Des filles en noir / Young Girls in Black (2010)

2 06 2013

My impulse in starting this review is to negotiate Jean-Paul Civeyrac’s importance in contemporary French cinema. Perhaps that’s the sort of argument that deserves its very own space, but a film like this absolutely repositions the filmmakers as one of the country’s best and alas, it seems like no one really is interested in talking about him. This might be one of his more accessible films, but it is one where he builds on his own work. Where he might have been treading in the territory of Rivette or Lynch before (which is perfectly fine!) he is absolutely coming into his own with this feature.

1

Teenagers Noemie and Priscilla are ostracized at school.

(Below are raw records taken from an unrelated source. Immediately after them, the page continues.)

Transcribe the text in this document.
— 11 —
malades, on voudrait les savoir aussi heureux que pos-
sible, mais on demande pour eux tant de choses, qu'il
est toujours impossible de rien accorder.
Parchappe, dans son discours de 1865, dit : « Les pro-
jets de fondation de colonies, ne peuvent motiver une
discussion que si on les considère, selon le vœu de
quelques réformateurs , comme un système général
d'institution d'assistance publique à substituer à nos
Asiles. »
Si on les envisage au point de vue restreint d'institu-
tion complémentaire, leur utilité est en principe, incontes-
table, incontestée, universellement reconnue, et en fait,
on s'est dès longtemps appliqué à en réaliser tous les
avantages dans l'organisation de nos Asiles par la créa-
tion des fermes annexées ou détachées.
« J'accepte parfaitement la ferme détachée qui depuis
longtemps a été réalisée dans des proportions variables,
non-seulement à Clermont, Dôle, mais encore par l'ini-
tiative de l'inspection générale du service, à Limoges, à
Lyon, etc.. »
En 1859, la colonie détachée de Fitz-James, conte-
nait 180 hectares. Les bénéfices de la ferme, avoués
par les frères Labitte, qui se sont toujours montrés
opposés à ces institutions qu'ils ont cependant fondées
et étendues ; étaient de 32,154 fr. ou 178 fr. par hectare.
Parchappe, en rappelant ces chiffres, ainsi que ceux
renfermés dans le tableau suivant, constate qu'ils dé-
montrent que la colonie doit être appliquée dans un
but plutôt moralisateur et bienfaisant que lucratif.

Priscilla seems to have something of a boyfriend in Sam, but all of her trust belongs to her best friend, Noemie. The two are falling behind academically, though they manage to give an exceptional presentation on Heinrich von Kleist. Their classmates are confused and alienated by the presentation, one of them calls their fascination with the poet “sick.” In retaliation, Noemie announces that her and Priscilla will follow Kleist’s route and kill themselves. They explain this off as nothing serious, but then they begin planning a way for them to end their lives together.

2

A film about teenage girls committing suicide might sounds laughably cumbersome to many, but it might be to Civeyrac’s credit that what is commonly understood as a “phase” is treated with such serious attention. At the same time, it is important to mention that this isn’t a social problems film, even as the working class background of both girls is intentionally illuminated. It’s not a “social problems” film by my understanding of the term because it isn’t about confronting the issue of  teenage angst, that’s what a terrible movie would do. The film is immediately built around the minds and hearts of the two protagonists. Noemie and Priscilla don’t sound the slightest bit ridiculous when they announce that they’re going to kill themselves.

3

I mention the hearts of the two girls on purpose as I would argue that this is indeed a love story. It’s not a sexual or romantic one, even as the photography itself captures both sensually. The aforementioned shades of Lynch might make Mulholland Dr. a reference point, but I don’t think that film’s sexual nature translates to this. Civeyrac himself has shown he’s able to blur the lines of physical interaction and their conscious intention. Civeyrac’s 2000 film, The Lonely features an extended sequence of two friends wrestling naked. The act is understood as playful but it goes on for an uncomfortable amount of time. It’s inevitable that one might eventually read that sequence as sexual. The opposite seems to be going on here. When Noemie and Priscilla embrace, it could initially be read as sexual, but as the camera linger, we realize it comes from a different kind of love. The two are bound together by the fact that the rest of world terrifies or hurts them.

4

It might be a sign of the fact that cinema doesn’t have enough narratives that is dominated by just two women that this film will indeed be connected to something like Mulholland Dr. The other comparison I mentioned before was Rivette and indeed, the female relationships in Celine and Julie and Le Pont du Nord might be closer to the spirit of the friendship in this film than that of the relationship in Lynch’s film. The biggest point of difference would be that Civeyrac doesn’t share Rivette’s playfulness. The situation here is much more dire, which isn’t a criticism of him being too serious. He certainly can’t be accused of playing up emotional torture, he’s observant with his camera and his characters do the reflection, not him.

5

One might confuse a strong emotional reaction to this film with the fact that it involves an event that is, for lack of a better word, a tragedy. This isn’t the only reason the film registers for me or why I think it packs a punch. The impact is a jarring one, but it is not that haunts us because of our primal reaction. It’s impossible to talk about suicide without getting personal, because it is perhaps the most personal act. There have been films about it before and there will continue to be films about it, but few films have captured the mental processing of it. To clarify, Civeyrac hasn’t made a heavy-handed film where pretentiously contemplates death, but one where the mere existence of living must be evaluated frequently enough that it becomes overwhelming.

6

Civeyrac’s film runs only 84 minutes and it’s not like he’s packing a lot of information into this time period. It embodies to me what it means to be cinematic. The film’s narrative never seems like that exactly, but instead it’s the unfolding of events, most of which are relatively minor. While it creates a fascination internal conversation between Noemie and Priscilla on death, it creates another dialogue with Noemie on personal trauma. Her rehab does not end with a triumphant return into the public, nor does it comfort us with the idea that she’s safe. Instead, it’s a ongoing emotional battle, which I realize could not sound more pretentious. Thankfully, Civeyrac has managed to convey all of this beautifully in his film.